The New Balance: The Millennial Melding of Work and Life


By Bernadette Smith

Let’s suspend our workplace reality for a moment.

Imagine a world where you have the freedom to deliver on work expectations on a schedule that works the best for you, from whatever location you prefer, in a way that allows you to live your life to the fullest.

In the next five to 10 years, this could be your reality as Millennials become the dominant generation in the workforce. What they bring to work is a fresh set of values that reflect their personalities, beliefs and attitudes formed from their life experiences that merge their work and personal lives together. Millennials are committed to making a difference in their work, but they prefer to do so on their own terms—and it stands to benefit everyone.

What Do Millennials Value?
The Millennial influence in the workplace will change the way we work. They are driven to creating a more fulfilling workplace. This group does not aspire to achieve work/life balance in the traditional ‘9 to 5’ sense. Millennials are not interested in separating their worlds of work and personal life, but want to be able to integrate them. As such, they value an environment that provides them with the autonomy and flexibility in how, when and where they do their work to improve their quality of life.

Living a life with purpose is what Millennials are all about. They have a more holistic view of work and personal life and see work as being an extension of who they are as people. Millennials have a tendency to align with organizations whose purpose they believe in and will go above and beyond when they can do meaningful work.

Flexibility Grounded in Trust
Flexible work arrangements enable a more fulfilling approach to life. This type of environment is highly valued because it is based on trust and provides the autonomy to deliver on work expectations while being able to pursue personal activities outside of work during traditional work hours. Millennials want to be able to break up their day by taking personal calls, catching up with friends and family on social media vehicles, working out and leaving early without having to explain why. They want the flexibility to make the most of their day even if it means working after hours to meet a work-related request.

This new work ethic still raises some eyebrows in more traditional workplaces though. If work expectations are met, why should it matter when the work gets done? We need to trust that Millennials will get their work done as promised and feel more engaged as a result.

Always On and Willing to Respond
This is the generation that has been brought up with jam packed days and extracurricular schedules. They are wired to be able to flip from one activity to another and this characterizes their day. Their Smartphones are always on and they are a text, a call, or an email away from being accessible for work (within reason) or play.

Our reality is that our businesses continue to run 24/7 and many of us are expected to be responsive to our team members and clients. The Millennials that are committed to their work will deliver and get the job done.

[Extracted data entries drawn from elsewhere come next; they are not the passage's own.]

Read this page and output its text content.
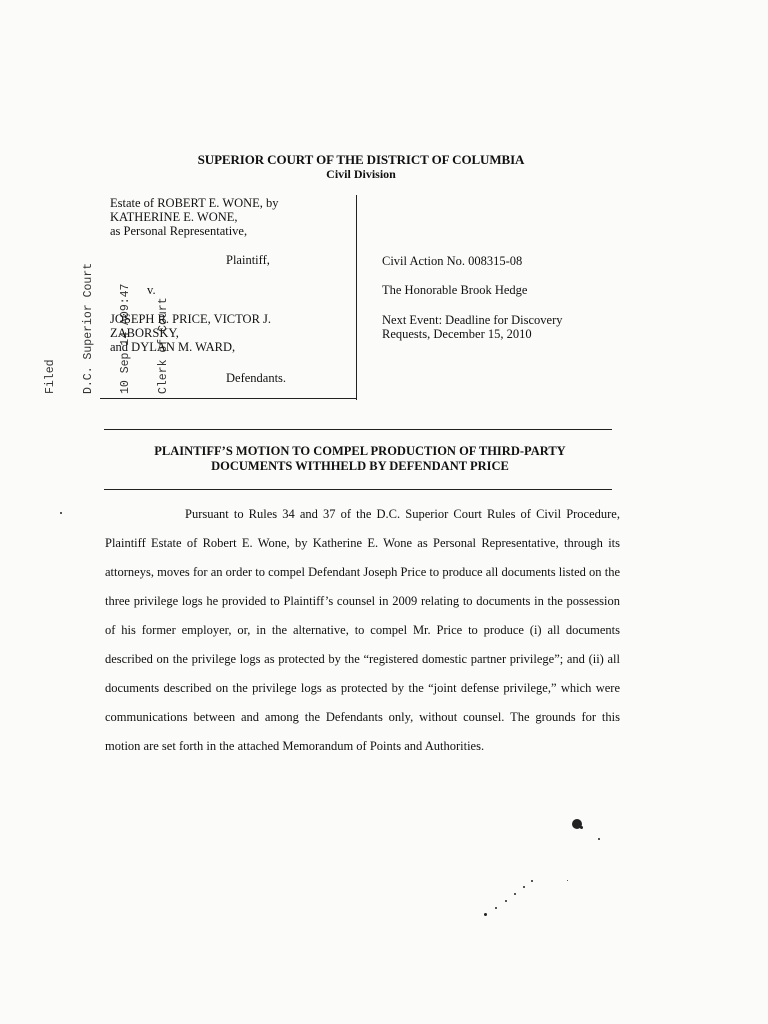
Filed

D.C. Superior Court

10 Sep 14 A09:47

Clerk of Court

SUPERIOR COURT OF THE DISTRICT OF COLUMBIA
Civil Division
Estate of ROBERT E. WONE, by
KATHERINE E. WONE,
as Personal Representative,
Plaintiff,
v.
JOSEPH R. PRICE, VICTOR J.
ZABORSKY,
and DYLAN M. WARD,
Defendants.
Civil Action No. 008315-08
The Honorable Brook Hedge
Next Event: Deadline for Discovery
Requests, December 15, 2010
PLAINTIFF’S MOTION TO COMPEL PRODUCTION OF THIRD-PARTY
DOCUMENTS WITHHELD BY DEFENDANT PRICE

Pursuant to Rules 34 and 37 of the D.C. Superior Court Rules of Civil Procedure, Plaintiff Estate of Robert E. Wone, by Katherine E. Wone as Personal Representative, through its attorneys, moves for an order to compel Defendant Joseph Price to produce all documents listed on the three privilege logs he provided to Plaintiff’s counsel in 2009 relating to documents in the possession of his former employer, or, in the alternative, to compel Mr. Price to produce (i) all documents described on the privilege logs as protected by the “registered domestic partner privilege”; and (ii) all documents described on the privilege logs as protected by the “joint defense privilege,” which were communications between and among the Defendants only, without counsel. The grounds for this motion are set forth in the attached Memorandum of Points and Authorities.
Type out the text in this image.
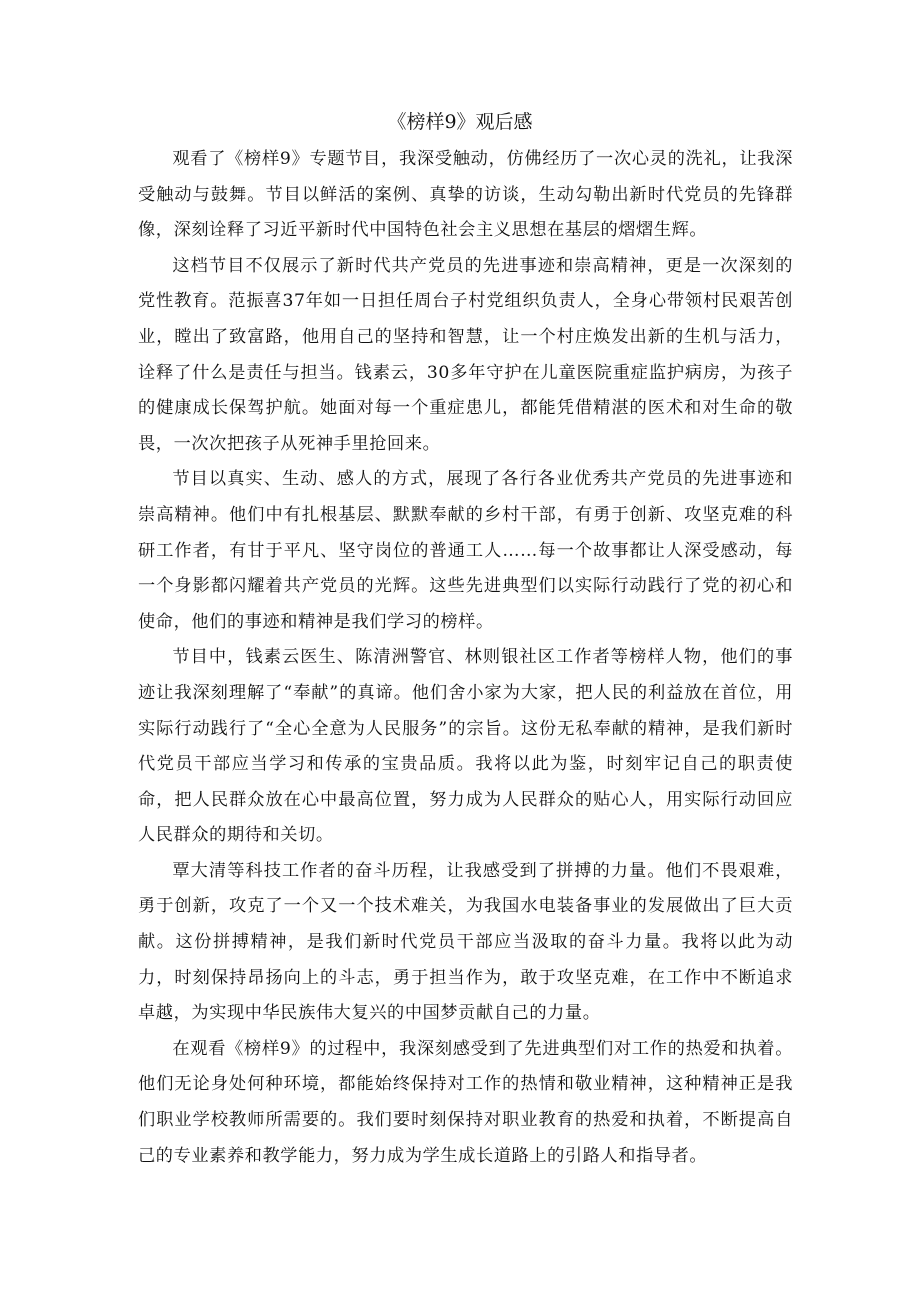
《榜样9》观后感

观看了《榜样9》专题节目，我深受触动，仿佛经历了一次心灵的洗礼，让我深受触动与鼓舞。节目以鲜活的案例、真挚的访谈，生动勾勒出新时代党员的先锋群像，深刻诠释了习近平新时代中国特色社会主义思想在基层的熠熠生辉。

这档节目不仅展示了新时代共产党员的先进事迹和崇高精神，更是一次深刻的党性教育。范振喜37年如一日担任周台子村党组织负责人，全身心带领村民艰苦创业，瞠出了致富路，他用自己的坚持和智慧，让一个村庄焕发出新的生机与活力，诠释了什么是责任与担当。钱素云，30多年守护在儿童医院重症监护病房，为孩子的健康成长保驾护航。她面对每一个重症患儿，都能凭借精湛的医术和对生命的敬畏，一次次把孩子从死神手里抢回来。

节目以真实、生动、感人的方式，展现了各行各业优秀共产党员的先进事迹和崇高精神。他们中有扎根基层、默默奉献的乡村干部，有勇于创新、攻坚克难的科研工作者，有甘于平凡、坚守岗位的普通工人……每一个故事都让人深受感动，每一个身影都闪耀着共产党员的光辉。这些先进典型们以实际行动践行了党的初心和使命，他们的事迹和精神是我们学习的榜样。

节目中，钱素云医生、陈清洲警官、林则银社区工作者等榜样人物，他们的事迹让我深刻理解了“奉献”的真谛。他们舍小家为大家，把人民的利益放在首位，用实际行动践行了“全心全意为人民服务”的宗旨。这份无私奉献的精神，是我们新时代党员干部应当学习和传承的宝贵品质。我将以此为鉴，时刻牢记自己的职责使命，把人民群众放在心中最高位置，努力成为人民群众的贴心人，用实际行动回应人民群众的期待和关切。

覃大清等科技工作者的奋斗历程，让我感受到了拼搏的力量。他们不畏艰难，勇于创新，攻克了一个又一个技术难关，为我国水电装备事业的发展做出了巨大贡献。这份拼搏精神，是我们新时代党员干部应当汲取的奋斗力量。我将以此为动力，时刻保持昂扬向上的斗志，勇于担当作为，敢于攻坚克难，在工作中不断追求卓越，为实现中华民族伟大复兴的中国梦贡献自己的力量。

在观看《榜样9》的过程中，我深刻感受到了先进典型们对工作的热爱和执着。他们无论身处何种环境，都能始终保持对工作的热情和敬业精神，这种精神正是我们职业学校教师所需要的。我们要时刻保持对职业教育的热爱和执着，不断提高自己的专业素养和教学能力，努力成为学生成长道路上的引路人和指导者。
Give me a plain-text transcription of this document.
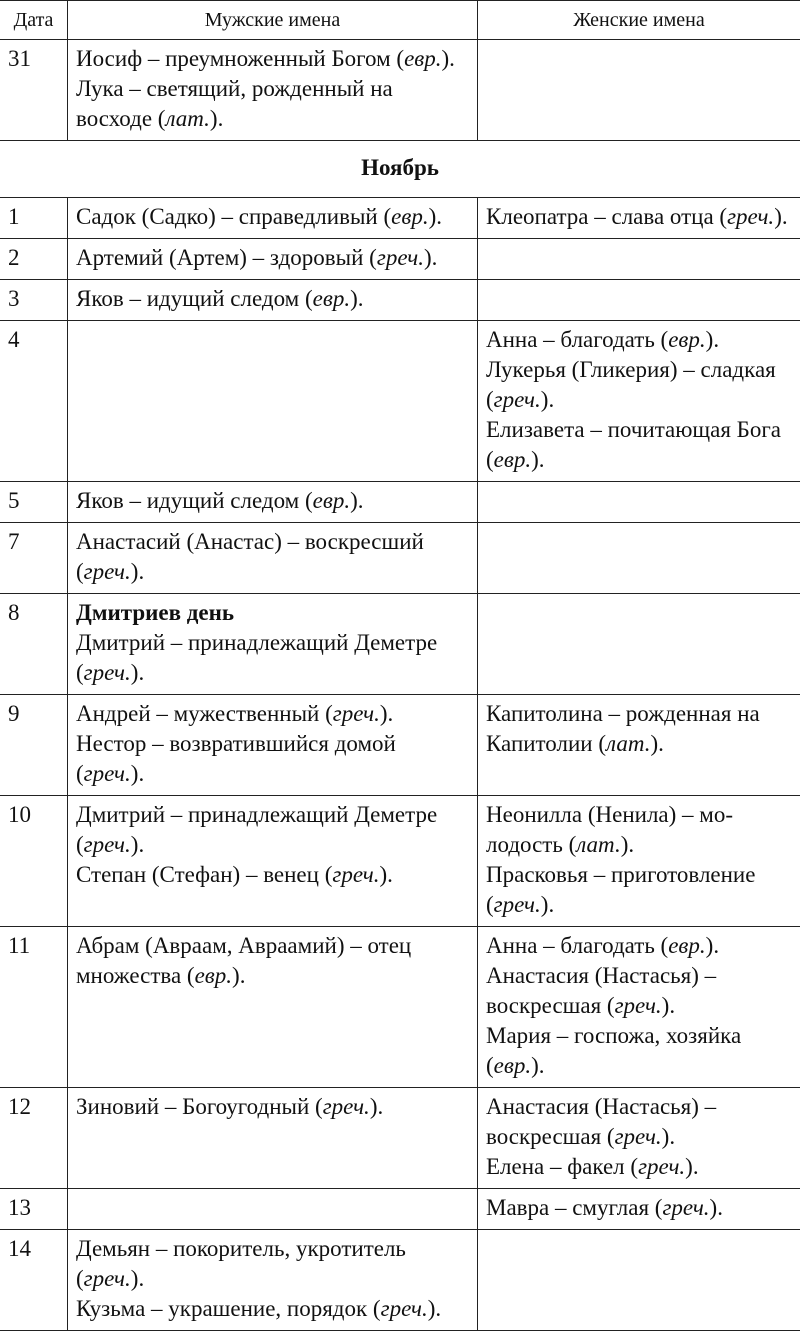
Дата	Мужские имена	Женские имена
31	Иосиф – преумноженный Богом (евр.).
Лука – светящий, рожденный на восходе (лат.).	

Ноябрь		
1	Садок (Садко) – справедливый (евр.).	Клеопатра – слава отца (греч.).

2	Артемий (Артем) – здоровый (греч.).	

3	Яков – идущий следом (евр.).	

4		Анна – благодать (евр.).
Лукерья (Гликерия) – сладкая (греч.).
Елизавета – почитающая Бога (евр.).

5	Яков – идущий следом (евр.).	

7	Анастасий (Анастас) – воскресший (греч.).	

8	Дмитриев день
Дмитрий – принадлежащий Деметре (греч.).	

9	Андрей – мужественный (греч.).
Нестор – возвратившийся домой (греч.).	Капитолина – рожденная на Капитолии (лат.).

10	Дмитрий – принадлежащий Деметре (греч.).
Степан (Стефан) – венец (греч.).	Неонилла (Ненила) – молодость (лат.).
Прасковья – приготовление (греч.).

11	Абрам (Авраам, Авраамий) – отец множества (евр.).	Анна – благодать (евр.).
Анастасия (Настасья) – воскресшая (греч.).
Мария – госпожа, хозяйка (евр.).

12	Зиновий – Богоугодный (греч.).	Анастасия (Настасья) – воскресшая (греч.).
Елена – факел (греч.).

13		Мавра – смуглая (греч.).

14	Демьян – покоритель, укротитель (греч.).
Кузьма – украшение, порядок (греч.).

Millennials are Always Connected
Millennials, by nature, have a ‘fear of missing out’ and have a strong need to be connected to all that is going on in their world both personally and professionally. Technology has enabled Millennials and other workers to stay connected while working outside their workplace. They can still have face-to-face meetings with their teams using Skype and contribute to documents using document sharing software. Moreover, let’s not forget staying on top of news and participating in ongoing conversations through social media vehicles. Working remotely is another option that enables this group to have the flexibility of working from the comfort and familiarity of home, while still being a strong contributor at work.

Enabling Work Life Integration
Those of us in leadership positions and in the HR profession need to support the changing work style preferences of our workforce to keep them inspired, engaged and productive. Before long, Millennials will be the dominant generation in our organizations and in leadership roles. As leaders, they will change our workplace cultures and make work/life integration the norm with the intent of improving employee engagement and creating high-performing teams.

It’s in our best interests to set this group—as with all employees—up for success by providing them with clear performance expectations and guidelines that employees need to respect: allowing and engaging Millennials to identify the tools and flexible work policies that are required for them to do their best work on their own terms.

We’ve done a better job of securing the tools to enable our employees to work from home, but we need to think about what we can do to bring some of the comforts of home or fun of personal life into the workplace. Some organizations have created super flexible work hours to enable early birds and night hawks to work in their most productive hours. Others have changed their work spaces to include social or game facilities and nap rooms. Then, there are companies that have flexible policies around pets in the workplace, appropriate clothing and even end of week ‘happy hours.’ In the end, happy employees are productive employees.

An Educated Balance
While this requires a heightened degree of emotional intelligence for those in leadership at present, the end results speak to the value of educating all generations as to the power of more flexible futures.

To Millennials work/life integration isn’t about working less, it’s about working differently to enable success in life as a whole. We need to let go of our traditional ‘face time’ cultures and trust that the values that Millennials are bringing into the workplace will effectively create engaged teams and a more fun, dynamic and rewarding work environment for all involved.

Bernadette Smith is VP, talent development solutions with the Canadian Management Centre.